Nineteen horses underwent abdominal X-ray, which showed gas distension in 11 horses, sand in two horses, and small metallic foreign bodies in one horse. Abdominocentesis in 15 horses was abnormal in four animals, finding serosanguinous liquid.
In terms of treatment, horses received an average of 2 L/hour of intravenous (iv) fluids during the first 24 hours of hospitalization. Sixteen horses were given flunixin meglumine, 10 received intravenous lidocaine, and one had an infusion of metoclopramide.

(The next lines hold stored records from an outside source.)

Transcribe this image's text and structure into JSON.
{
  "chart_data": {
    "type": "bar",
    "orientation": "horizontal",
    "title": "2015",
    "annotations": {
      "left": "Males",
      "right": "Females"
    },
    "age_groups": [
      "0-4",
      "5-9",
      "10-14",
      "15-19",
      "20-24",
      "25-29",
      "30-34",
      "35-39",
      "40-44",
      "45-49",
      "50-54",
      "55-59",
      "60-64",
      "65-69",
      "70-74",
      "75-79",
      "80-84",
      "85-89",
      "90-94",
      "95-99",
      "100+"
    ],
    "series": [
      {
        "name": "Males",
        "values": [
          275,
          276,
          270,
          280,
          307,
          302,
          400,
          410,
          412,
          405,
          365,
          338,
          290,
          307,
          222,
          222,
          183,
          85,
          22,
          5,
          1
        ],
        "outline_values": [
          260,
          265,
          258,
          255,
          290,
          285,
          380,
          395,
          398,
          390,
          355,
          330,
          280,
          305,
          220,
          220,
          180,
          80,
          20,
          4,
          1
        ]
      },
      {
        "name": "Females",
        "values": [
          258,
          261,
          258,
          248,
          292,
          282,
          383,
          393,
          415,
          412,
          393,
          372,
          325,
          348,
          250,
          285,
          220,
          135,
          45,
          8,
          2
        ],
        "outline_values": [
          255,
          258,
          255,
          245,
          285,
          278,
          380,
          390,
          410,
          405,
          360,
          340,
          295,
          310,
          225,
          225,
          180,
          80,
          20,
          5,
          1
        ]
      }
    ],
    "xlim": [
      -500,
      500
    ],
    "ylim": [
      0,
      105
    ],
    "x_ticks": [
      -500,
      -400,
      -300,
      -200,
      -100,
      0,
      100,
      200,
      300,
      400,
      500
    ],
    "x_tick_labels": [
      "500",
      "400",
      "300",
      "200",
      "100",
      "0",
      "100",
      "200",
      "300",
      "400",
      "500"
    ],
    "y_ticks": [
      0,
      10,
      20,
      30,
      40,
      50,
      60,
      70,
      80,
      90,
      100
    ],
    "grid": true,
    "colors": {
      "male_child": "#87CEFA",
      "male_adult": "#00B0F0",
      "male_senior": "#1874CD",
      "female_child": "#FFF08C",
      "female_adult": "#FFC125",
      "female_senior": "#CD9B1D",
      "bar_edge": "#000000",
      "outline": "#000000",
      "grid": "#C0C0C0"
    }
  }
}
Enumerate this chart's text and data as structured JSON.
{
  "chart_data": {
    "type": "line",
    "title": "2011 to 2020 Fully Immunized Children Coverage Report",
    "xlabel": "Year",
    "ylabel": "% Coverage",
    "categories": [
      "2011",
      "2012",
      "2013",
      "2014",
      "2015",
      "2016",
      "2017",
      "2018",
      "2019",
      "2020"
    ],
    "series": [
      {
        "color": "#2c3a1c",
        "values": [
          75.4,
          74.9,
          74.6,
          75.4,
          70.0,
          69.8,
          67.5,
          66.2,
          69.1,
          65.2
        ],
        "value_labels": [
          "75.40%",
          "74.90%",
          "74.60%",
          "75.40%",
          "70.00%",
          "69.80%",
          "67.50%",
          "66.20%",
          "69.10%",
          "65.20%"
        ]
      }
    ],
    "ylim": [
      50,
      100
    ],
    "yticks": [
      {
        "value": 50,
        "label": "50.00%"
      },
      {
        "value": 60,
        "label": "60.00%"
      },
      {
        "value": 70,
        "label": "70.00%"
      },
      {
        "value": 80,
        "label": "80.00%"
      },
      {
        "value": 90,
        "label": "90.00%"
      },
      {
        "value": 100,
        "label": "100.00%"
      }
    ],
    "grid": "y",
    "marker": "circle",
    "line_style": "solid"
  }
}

The final diagnoses included salmonellosis in three horses and enteritis of the proximal intestine in another three horses. Four were diagnosed with large colon impaction and four with a large colon displacement. Ileus was considered the primary cause of colic in nine horses, gastric ulcers were diagnosed in two, and a large colon fecolith in five horses. Five horses underwent exploratory abdominal surgery.
Just one horse died. This animal presented with a perforated gastric ulcer and was euthanized. Analysis of the remaining animals identified two independent predictors for length of hospitalization: total quantity of intravenous fluids and prior metabolic eliminations, which positively and negatively correlated with the outcome, respectively.
Writing in the Equine Veterinary Journal, Fielding and Dechant say that endurance horses with colic "appear to have an excellent prognosis" although some require prolonged hospitalization.
"Amounts of gastric reflux can be substantial and large volumes of iv fluids may be required to replace ongoing losses and deficits," they write. "Surgical lesions are uncommon despite significant abdominal pain, and therefore medical management appears a viable option in most cases."